I recently got one of these through a company laptop refresh. Mine is equipped pretty much like the reviewed model, except that I have the 500GB hard drive. I'm currently using it with a "company tweaked" FC13 install and have been mostly happy with it. Even Suspend and Hibernate work, though Hibernate so slow to restart that one might as well reboot. I'll be curious to see others' reactions to this piece of hardware.
One question... The CPU is a Core-i7 quad with 2-way SMT/HT. In /proc/cpuinfo it bills itself as 8 CPUs. I'm presuming my kernel is built with SMT-HT-aware scheduling so it knows it doesn't really have 8 CPUs. But I've seen some articles that suggest it performs better if you just shut SMT/HT off in BIOS and go with 4 true CPUs.
Anyone have any take on this issue?
I've seen this issue with some specific applications and some HT cpus. If I remember correctly a core i3 cpu is faster at compressing files (real compressing, not synthetic benchmarks like the 7zip one) with HT off, but it's also faster at raytracing with HT on. I have the impression that this problem does not affect Atom cpus which greatly benefit from HT.
Originally Posted by phred14
Did you experienced this issue with the Thinkpad W510 ?
Also I find it strange that for the PHP compile, 7-Zip and GnuPG tests the Thinkpad W510 (with HDD 320GB Hitachi HTS72503) is the same with ZaReason Verix (with HDD 80GB Intel SSDSA2MH08 SSD). I would had expected ZaReason Verix to show better results in those tests.
I don't know about the other tests, but at least 7zip doesn't even touch the HDD. It's just a synthetic test that runs off the cpu/ram alone and only tests theoreticall maximum performance out of the cpu/ram being tested.
Originally Posted by karl
I see. Thank you for pointing that out.
Originally Posted by devius
Still, it remains the PHP compile test which I think must read many files from HDD to do the compilation which means many random reads. And on random reads SSD should be king.

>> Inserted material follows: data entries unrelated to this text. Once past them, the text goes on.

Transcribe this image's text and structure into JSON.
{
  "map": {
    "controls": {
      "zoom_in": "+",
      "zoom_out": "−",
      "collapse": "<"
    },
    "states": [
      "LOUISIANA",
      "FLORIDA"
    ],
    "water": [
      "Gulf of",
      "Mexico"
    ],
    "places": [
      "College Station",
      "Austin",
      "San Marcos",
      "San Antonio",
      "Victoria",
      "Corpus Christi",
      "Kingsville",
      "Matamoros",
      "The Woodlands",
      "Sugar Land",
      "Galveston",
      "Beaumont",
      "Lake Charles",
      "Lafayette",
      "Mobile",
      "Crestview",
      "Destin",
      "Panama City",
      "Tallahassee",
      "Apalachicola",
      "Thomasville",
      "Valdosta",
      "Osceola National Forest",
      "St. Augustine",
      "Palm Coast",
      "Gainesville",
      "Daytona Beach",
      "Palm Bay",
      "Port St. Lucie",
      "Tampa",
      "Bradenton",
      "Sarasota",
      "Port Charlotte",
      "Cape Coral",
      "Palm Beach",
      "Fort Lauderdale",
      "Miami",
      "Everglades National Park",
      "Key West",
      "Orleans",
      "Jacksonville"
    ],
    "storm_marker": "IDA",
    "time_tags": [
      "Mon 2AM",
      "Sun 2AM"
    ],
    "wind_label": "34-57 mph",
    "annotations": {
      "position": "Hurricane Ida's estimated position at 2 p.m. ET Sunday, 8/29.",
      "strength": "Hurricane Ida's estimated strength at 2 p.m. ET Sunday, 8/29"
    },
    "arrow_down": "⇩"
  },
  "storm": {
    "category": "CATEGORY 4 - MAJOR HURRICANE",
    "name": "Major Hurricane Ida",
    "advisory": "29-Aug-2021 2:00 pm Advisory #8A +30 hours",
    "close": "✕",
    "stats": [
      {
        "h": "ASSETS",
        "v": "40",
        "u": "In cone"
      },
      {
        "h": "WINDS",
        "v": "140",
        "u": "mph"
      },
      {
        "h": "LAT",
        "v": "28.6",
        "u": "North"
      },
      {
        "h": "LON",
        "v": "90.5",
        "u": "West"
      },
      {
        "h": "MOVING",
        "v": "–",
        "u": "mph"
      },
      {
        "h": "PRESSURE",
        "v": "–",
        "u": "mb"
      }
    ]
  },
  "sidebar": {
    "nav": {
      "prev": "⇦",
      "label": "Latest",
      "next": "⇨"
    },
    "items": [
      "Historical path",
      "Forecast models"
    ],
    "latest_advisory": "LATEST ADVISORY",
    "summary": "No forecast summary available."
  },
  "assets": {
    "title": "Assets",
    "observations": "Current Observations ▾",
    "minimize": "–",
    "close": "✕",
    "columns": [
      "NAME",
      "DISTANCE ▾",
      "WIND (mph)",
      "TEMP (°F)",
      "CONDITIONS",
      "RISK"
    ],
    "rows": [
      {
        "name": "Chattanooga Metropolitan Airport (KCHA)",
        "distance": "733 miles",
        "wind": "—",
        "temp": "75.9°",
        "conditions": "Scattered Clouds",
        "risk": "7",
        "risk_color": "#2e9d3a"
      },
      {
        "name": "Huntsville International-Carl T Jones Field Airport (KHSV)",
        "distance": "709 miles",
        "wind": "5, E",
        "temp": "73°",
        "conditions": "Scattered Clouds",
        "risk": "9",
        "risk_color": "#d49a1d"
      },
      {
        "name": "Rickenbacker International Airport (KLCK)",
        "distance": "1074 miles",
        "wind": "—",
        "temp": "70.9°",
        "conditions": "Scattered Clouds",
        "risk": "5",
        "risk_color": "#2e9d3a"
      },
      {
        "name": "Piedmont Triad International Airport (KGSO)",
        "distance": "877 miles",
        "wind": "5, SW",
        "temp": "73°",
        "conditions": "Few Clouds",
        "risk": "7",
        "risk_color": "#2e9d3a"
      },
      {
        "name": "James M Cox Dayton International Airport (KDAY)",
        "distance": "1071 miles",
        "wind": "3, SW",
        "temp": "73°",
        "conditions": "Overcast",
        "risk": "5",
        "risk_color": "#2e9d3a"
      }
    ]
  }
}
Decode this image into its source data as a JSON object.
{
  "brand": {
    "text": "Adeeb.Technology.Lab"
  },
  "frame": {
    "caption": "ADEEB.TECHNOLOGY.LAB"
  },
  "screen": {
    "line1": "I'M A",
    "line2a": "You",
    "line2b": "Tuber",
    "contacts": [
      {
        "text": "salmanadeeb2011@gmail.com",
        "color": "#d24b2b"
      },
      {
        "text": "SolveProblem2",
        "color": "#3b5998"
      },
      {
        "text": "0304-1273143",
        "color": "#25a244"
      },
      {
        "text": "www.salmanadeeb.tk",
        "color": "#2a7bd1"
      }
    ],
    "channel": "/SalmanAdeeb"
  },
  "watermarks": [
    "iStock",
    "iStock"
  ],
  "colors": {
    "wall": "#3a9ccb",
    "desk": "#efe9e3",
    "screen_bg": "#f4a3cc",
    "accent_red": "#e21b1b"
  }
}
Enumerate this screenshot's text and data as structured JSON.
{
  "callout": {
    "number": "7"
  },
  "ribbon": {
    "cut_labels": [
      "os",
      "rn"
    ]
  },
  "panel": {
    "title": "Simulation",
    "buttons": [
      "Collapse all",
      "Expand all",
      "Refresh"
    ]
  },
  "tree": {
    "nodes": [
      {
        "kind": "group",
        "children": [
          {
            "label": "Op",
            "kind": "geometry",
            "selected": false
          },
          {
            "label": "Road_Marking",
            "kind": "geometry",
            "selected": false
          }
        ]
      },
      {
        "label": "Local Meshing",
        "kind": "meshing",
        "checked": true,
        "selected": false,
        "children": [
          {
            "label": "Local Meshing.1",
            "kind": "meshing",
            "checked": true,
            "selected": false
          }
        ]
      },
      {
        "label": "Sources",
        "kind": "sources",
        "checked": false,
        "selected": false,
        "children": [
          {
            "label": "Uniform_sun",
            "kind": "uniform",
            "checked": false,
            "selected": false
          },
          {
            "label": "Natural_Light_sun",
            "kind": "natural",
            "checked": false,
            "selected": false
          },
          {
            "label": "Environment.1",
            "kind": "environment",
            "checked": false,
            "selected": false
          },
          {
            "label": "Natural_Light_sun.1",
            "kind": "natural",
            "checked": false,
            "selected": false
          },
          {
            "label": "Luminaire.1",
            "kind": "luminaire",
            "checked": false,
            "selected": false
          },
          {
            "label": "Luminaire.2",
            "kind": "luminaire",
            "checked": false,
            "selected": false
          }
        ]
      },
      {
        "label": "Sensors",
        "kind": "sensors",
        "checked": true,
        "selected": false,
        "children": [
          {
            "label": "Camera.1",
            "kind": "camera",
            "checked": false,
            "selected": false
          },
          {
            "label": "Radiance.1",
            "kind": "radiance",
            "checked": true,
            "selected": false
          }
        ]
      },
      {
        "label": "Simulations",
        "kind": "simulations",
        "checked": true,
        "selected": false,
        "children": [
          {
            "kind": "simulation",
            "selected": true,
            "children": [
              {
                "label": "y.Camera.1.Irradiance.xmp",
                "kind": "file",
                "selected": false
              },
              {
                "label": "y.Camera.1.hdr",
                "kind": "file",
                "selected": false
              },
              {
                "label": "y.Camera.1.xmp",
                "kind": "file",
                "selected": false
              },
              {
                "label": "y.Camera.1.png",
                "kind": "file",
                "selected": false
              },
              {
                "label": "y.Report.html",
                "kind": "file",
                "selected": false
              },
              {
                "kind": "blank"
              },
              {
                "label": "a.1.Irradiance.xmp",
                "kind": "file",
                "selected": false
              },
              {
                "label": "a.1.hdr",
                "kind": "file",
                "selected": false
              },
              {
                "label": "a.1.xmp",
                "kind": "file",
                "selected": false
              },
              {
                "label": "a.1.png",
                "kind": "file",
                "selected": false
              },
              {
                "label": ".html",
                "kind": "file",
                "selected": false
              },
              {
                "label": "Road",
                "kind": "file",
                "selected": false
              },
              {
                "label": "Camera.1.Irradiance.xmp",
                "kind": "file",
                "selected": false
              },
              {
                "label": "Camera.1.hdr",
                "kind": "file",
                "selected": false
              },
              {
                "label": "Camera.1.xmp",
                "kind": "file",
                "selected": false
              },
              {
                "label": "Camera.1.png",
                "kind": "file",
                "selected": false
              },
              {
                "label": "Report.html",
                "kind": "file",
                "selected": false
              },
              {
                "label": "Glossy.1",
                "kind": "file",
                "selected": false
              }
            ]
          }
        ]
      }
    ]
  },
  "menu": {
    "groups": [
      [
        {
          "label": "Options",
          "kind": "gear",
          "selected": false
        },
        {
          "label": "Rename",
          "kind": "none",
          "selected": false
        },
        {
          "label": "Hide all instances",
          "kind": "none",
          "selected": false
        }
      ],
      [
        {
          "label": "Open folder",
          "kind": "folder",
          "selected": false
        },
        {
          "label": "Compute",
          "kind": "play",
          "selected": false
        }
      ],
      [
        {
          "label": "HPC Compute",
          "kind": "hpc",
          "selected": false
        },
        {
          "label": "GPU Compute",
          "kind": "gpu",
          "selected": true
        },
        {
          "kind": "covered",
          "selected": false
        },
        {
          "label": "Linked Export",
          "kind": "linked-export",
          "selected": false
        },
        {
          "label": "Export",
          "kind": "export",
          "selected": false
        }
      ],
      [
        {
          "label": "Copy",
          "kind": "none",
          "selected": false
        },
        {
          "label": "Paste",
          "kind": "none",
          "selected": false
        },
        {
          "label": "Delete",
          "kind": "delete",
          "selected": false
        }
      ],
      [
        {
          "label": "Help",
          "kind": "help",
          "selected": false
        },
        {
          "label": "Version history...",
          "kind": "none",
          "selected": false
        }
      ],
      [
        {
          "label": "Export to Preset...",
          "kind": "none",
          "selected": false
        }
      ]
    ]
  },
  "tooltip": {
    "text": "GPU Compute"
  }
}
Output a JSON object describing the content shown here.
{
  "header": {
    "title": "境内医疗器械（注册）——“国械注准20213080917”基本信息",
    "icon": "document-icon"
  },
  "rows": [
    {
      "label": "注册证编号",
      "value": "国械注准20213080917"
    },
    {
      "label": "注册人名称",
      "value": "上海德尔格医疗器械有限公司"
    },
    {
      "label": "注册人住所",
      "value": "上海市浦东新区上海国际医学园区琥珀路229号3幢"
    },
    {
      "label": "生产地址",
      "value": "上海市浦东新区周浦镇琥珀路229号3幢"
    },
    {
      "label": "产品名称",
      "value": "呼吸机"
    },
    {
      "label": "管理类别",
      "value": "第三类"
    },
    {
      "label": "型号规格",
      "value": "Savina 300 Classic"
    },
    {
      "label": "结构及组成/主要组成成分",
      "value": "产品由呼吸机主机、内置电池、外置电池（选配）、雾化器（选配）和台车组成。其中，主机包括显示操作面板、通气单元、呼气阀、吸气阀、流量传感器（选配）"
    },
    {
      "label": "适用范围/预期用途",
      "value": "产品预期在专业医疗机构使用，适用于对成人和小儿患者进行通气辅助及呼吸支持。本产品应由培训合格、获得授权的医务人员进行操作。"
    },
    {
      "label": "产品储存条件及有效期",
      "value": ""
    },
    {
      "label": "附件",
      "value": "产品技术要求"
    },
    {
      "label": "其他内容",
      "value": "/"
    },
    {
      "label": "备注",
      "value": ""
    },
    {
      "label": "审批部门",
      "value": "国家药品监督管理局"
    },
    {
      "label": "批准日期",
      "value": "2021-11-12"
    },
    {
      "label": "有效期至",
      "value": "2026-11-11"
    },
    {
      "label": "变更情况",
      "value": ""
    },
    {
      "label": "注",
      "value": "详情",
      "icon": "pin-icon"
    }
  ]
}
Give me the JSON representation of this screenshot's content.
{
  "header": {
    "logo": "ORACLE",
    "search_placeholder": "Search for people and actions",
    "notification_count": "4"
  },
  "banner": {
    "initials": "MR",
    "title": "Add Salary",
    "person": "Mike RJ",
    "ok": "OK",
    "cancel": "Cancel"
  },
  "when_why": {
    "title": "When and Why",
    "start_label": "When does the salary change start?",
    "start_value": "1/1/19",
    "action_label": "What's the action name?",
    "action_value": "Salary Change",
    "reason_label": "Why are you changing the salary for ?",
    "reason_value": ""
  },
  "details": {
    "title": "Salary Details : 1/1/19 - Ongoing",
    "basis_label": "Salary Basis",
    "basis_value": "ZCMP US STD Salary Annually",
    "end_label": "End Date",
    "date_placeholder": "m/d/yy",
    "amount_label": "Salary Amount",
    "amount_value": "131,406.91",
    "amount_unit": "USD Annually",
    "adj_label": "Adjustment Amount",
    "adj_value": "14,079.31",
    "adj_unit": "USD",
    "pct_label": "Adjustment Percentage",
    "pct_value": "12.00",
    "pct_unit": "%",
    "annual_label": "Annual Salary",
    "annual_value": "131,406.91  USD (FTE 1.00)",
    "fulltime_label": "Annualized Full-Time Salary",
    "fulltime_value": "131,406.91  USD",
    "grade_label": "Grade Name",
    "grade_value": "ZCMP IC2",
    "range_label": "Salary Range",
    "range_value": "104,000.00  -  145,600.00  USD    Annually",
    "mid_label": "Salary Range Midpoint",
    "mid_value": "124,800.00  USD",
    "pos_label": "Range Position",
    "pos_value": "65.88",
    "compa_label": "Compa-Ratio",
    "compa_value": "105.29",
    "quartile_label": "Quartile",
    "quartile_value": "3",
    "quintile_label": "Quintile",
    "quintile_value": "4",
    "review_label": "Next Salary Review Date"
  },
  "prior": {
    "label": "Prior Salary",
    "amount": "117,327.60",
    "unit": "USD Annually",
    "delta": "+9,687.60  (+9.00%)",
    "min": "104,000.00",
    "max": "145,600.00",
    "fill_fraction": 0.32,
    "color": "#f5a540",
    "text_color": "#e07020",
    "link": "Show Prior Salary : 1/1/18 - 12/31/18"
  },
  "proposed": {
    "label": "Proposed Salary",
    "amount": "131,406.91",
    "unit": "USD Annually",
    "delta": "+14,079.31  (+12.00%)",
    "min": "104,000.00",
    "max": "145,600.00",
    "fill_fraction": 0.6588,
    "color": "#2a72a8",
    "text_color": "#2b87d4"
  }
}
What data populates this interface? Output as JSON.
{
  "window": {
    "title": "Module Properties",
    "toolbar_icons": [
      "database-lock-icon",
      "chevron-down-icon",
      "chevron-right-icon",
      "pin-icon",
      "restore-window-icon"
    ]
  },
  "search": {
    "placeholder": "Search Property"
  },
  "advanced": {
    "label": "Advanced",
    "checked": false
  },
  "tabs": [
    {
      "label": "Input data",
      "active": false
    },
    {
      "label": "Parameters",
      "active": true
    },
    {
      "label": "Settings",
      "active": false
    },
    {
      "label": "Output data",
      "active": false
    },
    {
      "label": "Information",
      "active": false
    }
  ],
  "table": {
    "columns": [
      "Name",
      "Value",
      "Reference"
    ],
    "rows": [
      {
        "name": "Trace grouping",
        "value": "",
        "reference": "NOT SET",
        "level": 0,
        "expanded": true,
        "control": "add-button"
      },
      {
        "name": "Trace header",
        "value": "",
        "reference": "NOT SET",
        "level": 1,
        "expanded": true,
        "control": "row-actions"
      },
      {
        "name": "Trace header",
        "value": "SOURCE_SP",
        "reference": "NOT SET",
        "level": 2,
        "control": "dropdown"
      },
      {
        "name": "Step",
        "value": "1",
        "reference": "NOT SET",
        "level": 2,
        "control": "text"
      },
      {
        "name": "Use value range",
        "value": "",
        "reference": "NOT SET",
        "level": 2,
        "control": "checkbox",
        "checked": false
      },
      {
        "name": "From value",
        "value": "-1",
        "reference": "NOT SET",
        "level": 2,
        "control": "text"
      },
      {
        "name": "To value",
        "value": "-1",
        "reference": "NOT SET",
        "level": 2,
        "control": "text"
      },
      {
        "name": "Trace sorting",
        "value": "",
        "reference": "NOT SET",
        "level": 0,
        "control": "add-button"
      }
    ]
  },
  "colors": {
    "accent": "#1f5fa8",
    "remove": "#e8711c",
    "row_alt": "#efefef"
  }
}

I'm trying to figure out how this machine compares to a Macbook Pro. Once I earn some money, I'm in the market for a well-built workhorse machine for doing everything from browsing the web to playing games to editing video to running CAD software.
After seing some poorly built Dells, Toshibaa, and HPs, I feel like the only really reliable laptop manufacturers are Lenovo and Apple.
Obviously, this has a business-class GPU, but I'm not really sure what kind of benefits that actually gets me (the difference between consumer-grad and busisness-grade GPUs seems rather intangible to me).
*(^&$**& edit limit.
Oh, also, I went to the IBM website and was sort of ticked that you can't get this machine without Windows, apparently. Nice Linux offerings, Lenovo.